Further, to comply with the spec, searches should coerce tag names to lowercase for the search operation only.

Affected runtime and version

node@18.15.0, hast-util-from-html@1.0.1

Affected package manager and version

npm@9.5.0

Affected OS and version

Ubuntu 21.10

Build and bundle tools

No response

Answer 1 · 2023-04-09T12:23:46.000Z

Hey!

HTML is lossy. Not all ASTs can be serialized and then parsed again and result in the same AST. This is documented in the HTML spec. See the notes in 13.3: https://html.spec.whatwg.org/multipage/parsing.html#serialising-html-fragments.
This means that not all ASTs can be serialized in a way that an HTML parser would parse to that same AST.

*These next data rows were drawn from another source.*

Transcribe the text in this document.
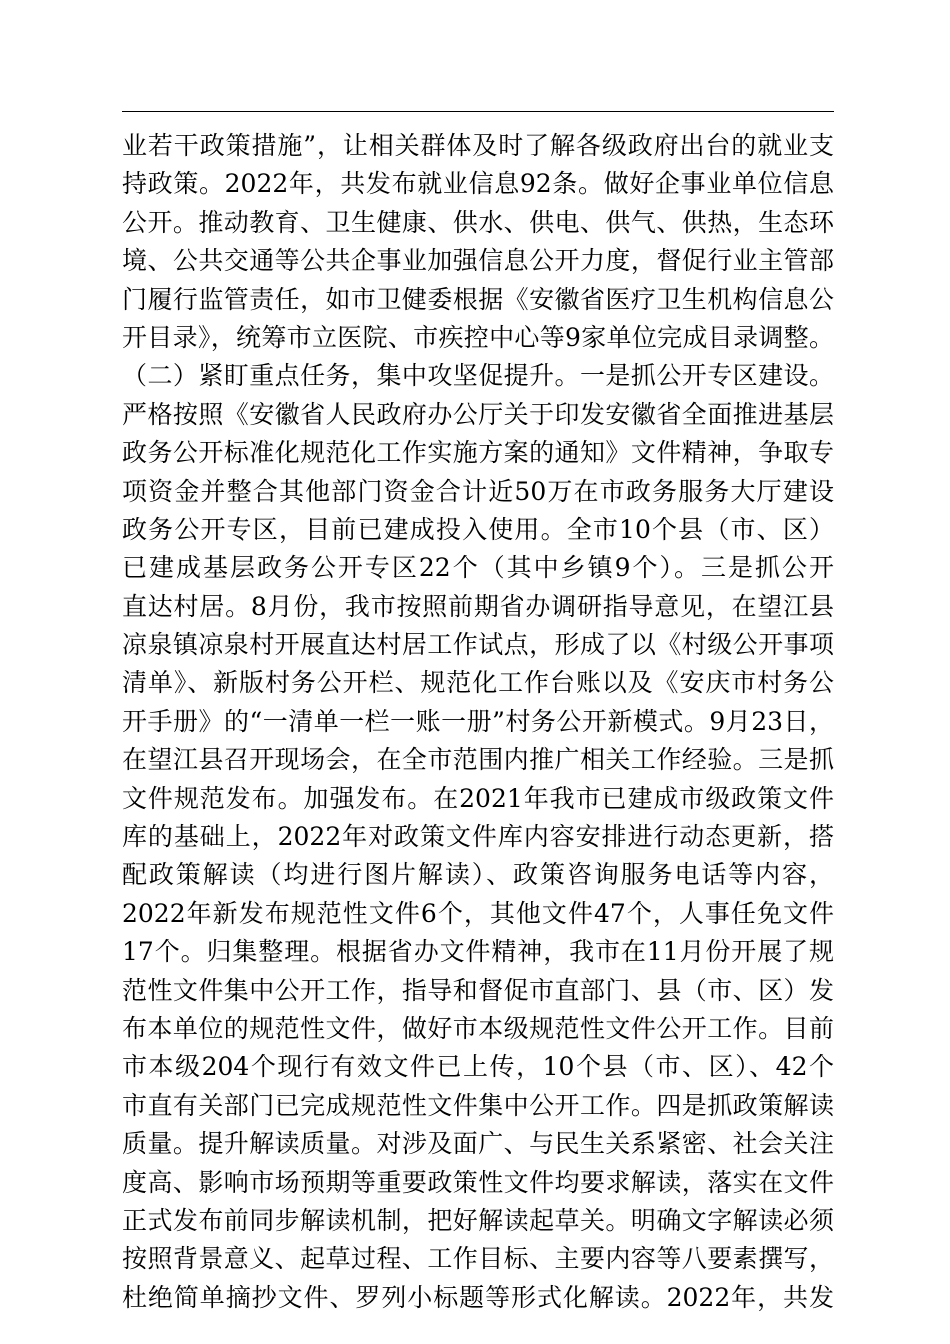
业若干政策措施”，让相关群体及时了解各级政府出台的就业支
持政策。2022年，共发布就业信息92条。做好企事业单位信息
公开。推动教育、卫生健康、供水、供电、供气、供热，生态环
境、公共交通等公共企事业加强信息公开力度，督促行业主管部
门履行监管责任，如市卫健委根据《安徽省医疗卫生机构信息公
开目录》，统筹市立医院、市疾控中心等9家单位完成目录调整。
（二）紧盯重点任务，集中攻坚促提升。一是抓公开专区建设。
严格按照《安徽省人民政府办公厅关于印发安徽省全面推进基层
政务公开标准化规范化工作实施方案的通知》文件精神，争取专
项资金并整合其他部门资金合计近50万在市政务服务大厅建设
政务公开专区，目前已建成投入使用。全市10个县（市、区）
已建成基层政务公开专区22个（其中乡镇9个）。三是抓公开
直达村居。8月份，我市按照前期省办调研指导意见，在望江县
凉泉镇凉泉村开展直达村居工作试点，形成了以《村级公开事项
清单》、新版村务公开栏、规范化工作台账以及《安庆市村务公
开手册》的“一清单一栏一账一册”村务公开新模式。9月23日，
在望江县召开现场会，在全市范围内推广相关工作经验。三是抓
文件规范发布。加强发布。在2021年我市已建成市级政策文件
库的基础上，2022年对政策文件库内容安排进行动态更新，搭
配政策解读（均进行图片解读）、政策咨询服务电话等内容，
2022年新发布规范性文件6个，其他文件47个，人事任免文件
17个。归集整理。根据省办文件精神，我市在11月份开展了规
范性文件集中公开工作，指导和督促市直部门、县（市、区）发
布本单位的规范性文件，做好市本级规范性文件公开工作。目前
市本级204个现行有效文件已上传，10个县（市、区）、42个
市直有关部门已完成规范性文件集中公开工作。四是抓政策解读
质量。提升解读质量。对涉及面广、与民生关系紧密、社会关注
度高、影响市场预期等重要政策性文件均要求解读，落实在文件
正式发布前同步解读机制，把好解读起草关。明确文字解读必须
按照背景意义、起草过程、工作目标、主要内容等八要素撰写，
杜绝简单摘抄文件、罗列小标题等形式化解读。2022年，共发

What is possible is to go string -> ast (a) -> string -> ast (b), where a and b are equivalents.

How elements are parsed and serialized is defined in the HTML spec.

document.body.innerHTML = '<H1>asd</H1>'; document.body.innerHTML // <h1>asd</h1>

Furthermore, ASTs are by definition lossy: they are abstract. Not concrete.

There is perhaps another question behind the solution you are asking about.
Presumably, you are not parsing HTML, but you are parsing some custom XML-like language.
If you deal with XML, use https://github.com/syntax-tree/xast-util-from-xml.
If you deal with a different language, you need a parser for that language!
If you do deal with HTML, this current behavior should not matter.

Answer 2 · 2023-04-09T12:24:00.000Z

Hi! This was closed. Team: If this was fixed, please add phase/solved. Otherwise, please add one of the no/* labels.